Rząd PiS zadłuża kraj najszybciej ze wszystkich ekip, choć sam piętnował za to poprzedników - pisze "Rzeczpospolita" i cytuje wicepremiera Mateusza Morawieckiego, który wysokie zadłużenie wytykał ekipie PO-PSL podczas "audytu państwa".
Teraz okazuje się, że rząd PiS zadłuża kraj nawet szybciej niż poprzednicy.
Przez pięć miesięcy 2016 roku dług Skarbu Państwa powiększył się o 56 mld zł, a przez pierwsze pół roku, jak wynika z szacunków "Rzeczpospolitej", nawet o 60 mld zł. Swoje dane resort finansów przedstawi w poniedziałek. Obie kwoty są rekordowe co najmniej w ostatnich 15 latach.
Zadłużenie państwa
Według gazety, za czasów SLD dług rósł średnio w pierwszym półroczu po 35 mld zł, ale tempo wzrostu, licząc w procentach, było większe niż obecnie.
Podczas rządów PO-PSL przez trzy lata dług rósł o ponad 50 mld zł, w tym w 2010 roku o niemal 57 mld zł. Tyle że wówczas rząd Donalda Tuska borykał się z efektami światowego kryzysu i dopuścił do ogromnego deficytu w finansach państwa, sięgającego 8 proc. PKB.
Dziś sytuacja gospodarki i budżetu państwa jest o niebo lepsza. Skąd zatem taki ogromny skok zadłużenia? 891 mld zł wynosi obecnie dług Skarbu Państwa, co także jest rekordowym poziomem po transformacji.

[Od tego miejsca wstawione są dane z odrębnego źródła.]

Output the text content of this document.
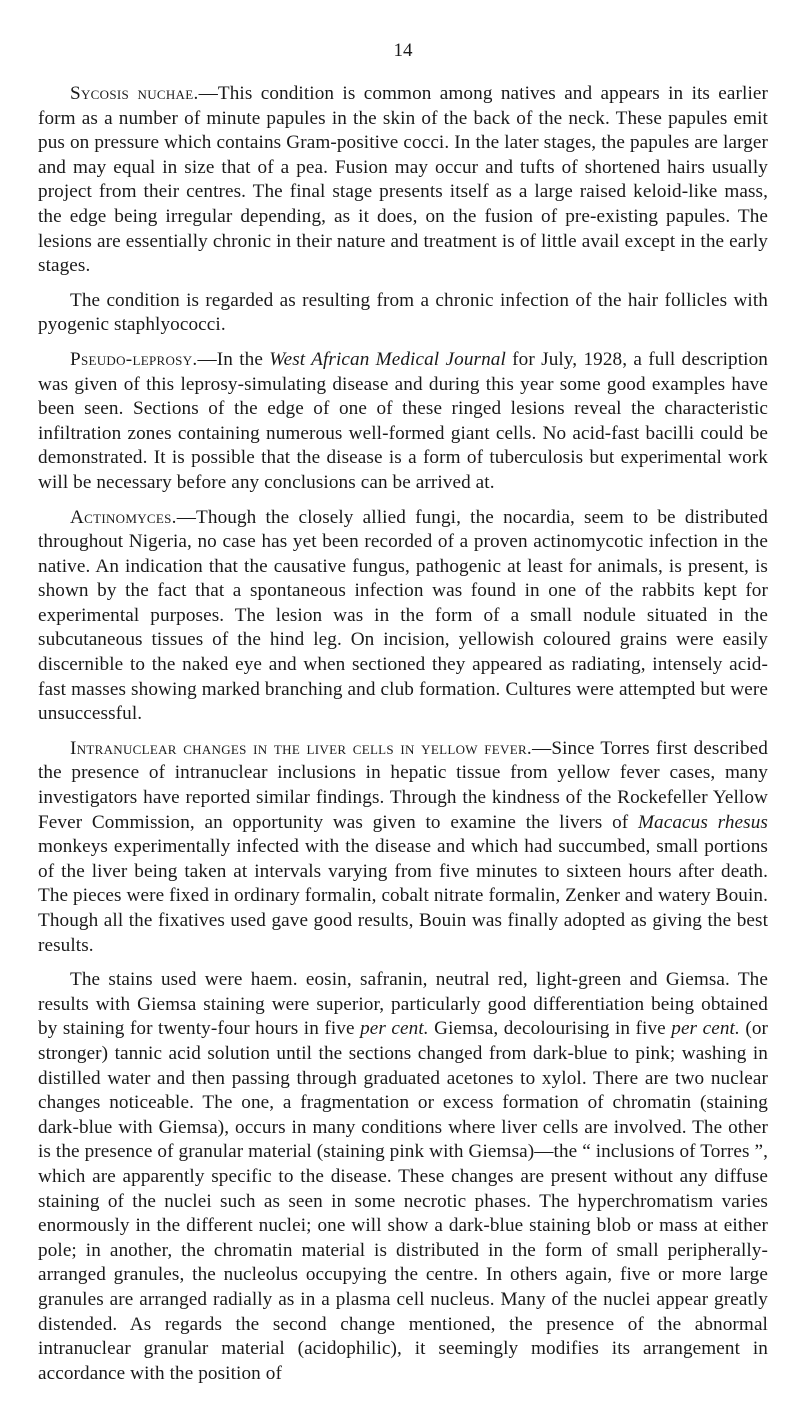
14

Sycosis nuchae.—This condition is common among natives and appears in its earlier form as a number of minute papules in the skin of the back of the neck. These papules emit pus on pressure which contains Gram-positive cocci. In the later stages, the papules are larger and may equal in size that of a pea. Fusion may occur and tufts of shortened hairs usually project from their centres. The final stage presents itself as a large raised keloid-like mass, the edge being irregular depending, as it does, on the fusion of pre-existing papules. The lesions are essentially chronic in their nature and treatment is of little avail except in the early stages.

The condition is regarded as resulting from a chronic infection of the hair follicles with pyogenic staphlyococci.

Pseudo-leprosy.—In the West African Medical Journal for July, 1928, a full description was given of this leprosy-simulating disease and during this year some good examples have been seen. Sections of the edge of one of these ringed lesions reveal the characteristic infiltration zones containing numerous well-formed giant cells. No acid-fast bacilli could be demonstrated. It is possible that the disease is a form of tuberculosis but experimental work will be necessary before any conclusions can be arrived at.

Actinomyces.—Though the closely allied fungi, the nocardia, seem to be distributed throughout Nigeria, no case has yet been recorded of a proven actinomycotic infection in the native. An indication that the causative fungus, pathogenic at least for animals, is present, is shown by the fact that a spontaneous infection was found in one of the rabbits kept for experimental purposes. The lesion was in the form of a small nodule situated in the subcutaneous tissues of the hind leg. On incision, yellowish coloured grains were easily discernible to the naked eye and when sectioned they appeared as radiating, intensely acid-fast masses showing marked branching and club formation. Cultures were attempted but were unsuccessful.

Intranuclear changes in the liver cells in yellow fever.—Since Torres first described the presence of intranuclear inclusions in hepatic tissue from yellow fever cases, many investigators have reported similar findings. Through the kindness of the Rockefeller Yellow Fever Commission, an opportunity was given to examine the livers of Macacus rhesus monkeys experimentally infected with the disease and which had succumbed, small portions of the liver being taken at intervals varying from five minutes to sixteen hours after death. The pieces were fixed in ordinary formalin, cobalt nitrate formalin, Zenker and watery Bouin. Though all the fixatives used gave good results, Bouin was finally adopted as giving the best results.

The stains used were haem. eosin, safranin, neutral red, light-green and Giemsa. The results with Giemsa staining were superior, particularly good differentiation being obtained by staining for twenty-four hours in five per cent. Giemsa, decolourising in five per cent. (or stronger) tannic acid solution until the sections changed from dark-blue to pink; washing in distilled water and then passing through graduated acetones to xylol. There are two nuclear changes noticeable. The one, a fragmentation or excess formation of chromatin (staining dark-blue with Giemsa), occurs in many conditions where liver cells are involved. The other is the presence of granular material (staining pink with Giemsa)—the “ inclusions of Torres ”, which are apparently specific to the disease. These changes are present without any diffuse staining of the nuclei such as seen in some necrotic phases. The hyperchromatism varies enormously in the different nuclei; one will show a dark-blue staining blob or mass at either pole; in another, the chromatin material is distributed in the form of small peripherally-arranged granules, the nucleolus occupying the centre. In others again, five or more large granules are arranged radially as in a plasma cell nucleus. Many of the nuclei appear greatly distended. As regards the second change mentioned, the presence of the abnormal intranuclear granular material (acidophilic), it seemingly modifies its arrangement in accordance with the position of
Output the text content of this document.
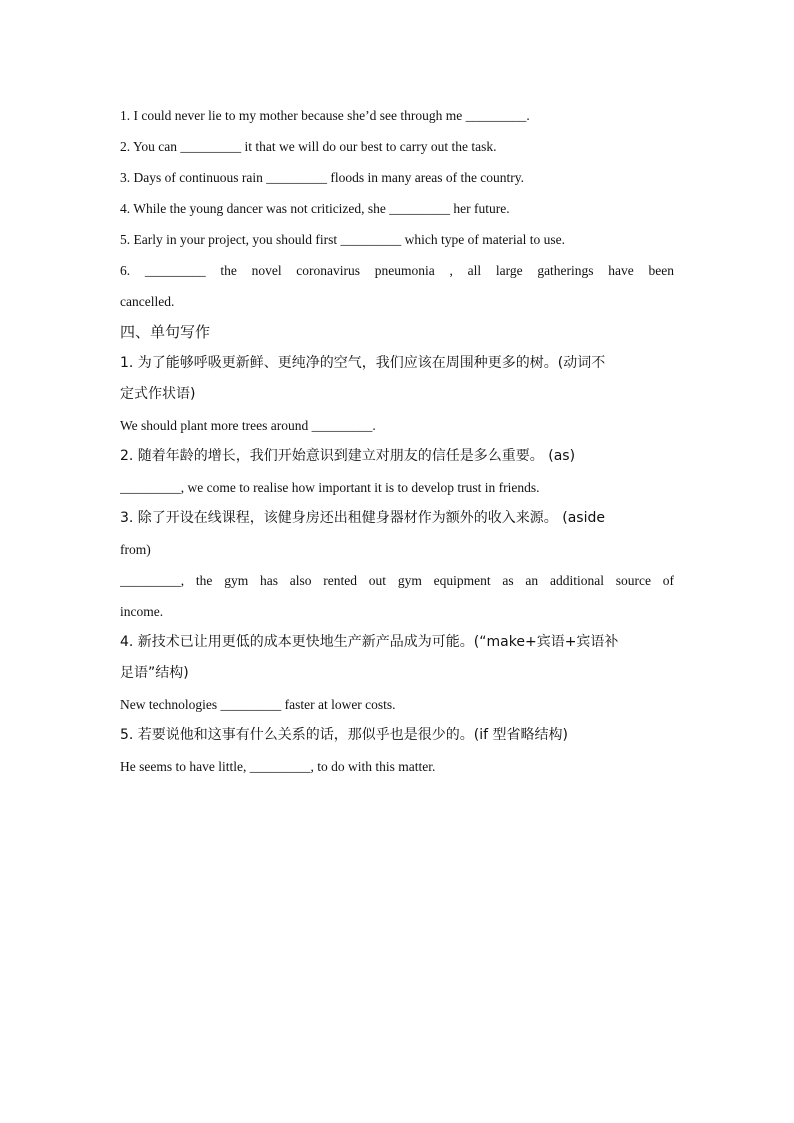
1. I could never lie to my mother because she’d see through me _________.
2. You can _________ it that we will do our best to carry out the task.
3. Days of continuous rain _________ floods in many areas of the country.
4. While the young dancer was not criticized, she _________ her future.
5. Early in your project, you should first _________ which type of material to use.
6. _________ the novel coronavirus pneumonia , all large gatherings have been
cancelled.
四、单句写作
1. 为了能够呼吸更新鲜、更纯净的空气，我们应该在周围种更多的树。(动词不
定式作状语)
We should plant more trees around _________.
2. 随着年龄的增长，我们开始意识到建立对朋友的信任是多么重要。 (as)
_________, we come to realise how important it is to develop trust in friends.
3. 除了开设在线课程，该健身房还出租健身器材作为额外的收入来源。 (aside
from)
_________, the gym has also rented out gym equipment as an additional source of
income.
4. 新技术已让用更低的成本更快地生产新产品成为可能。(“make+宾语+宾语补
足语”结构)
New technologies _________ faster at lower costs.
5. 若要说他和这事有什么关系的话，那似乎也是很少的。(if 型省略结构)
He seems to have little, _________, to do with this matter.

Waldemar Grzegorczyk, rzecznik Ministerstwa Finansów, podkreśla, że do wzrostu zadłużenia w pierwszych miesiącach roku przyczyniało się osłabienie złotego - na ok. 8 mld zł. W drugim półroczu dług będzie rósł już znacznie wolniej. Nie zmienia to jednak faktu, że w skali roku i tak będzie to prawdopodobnie jedna z większych zwyżek. Choć może nie rekordowa - czytamy.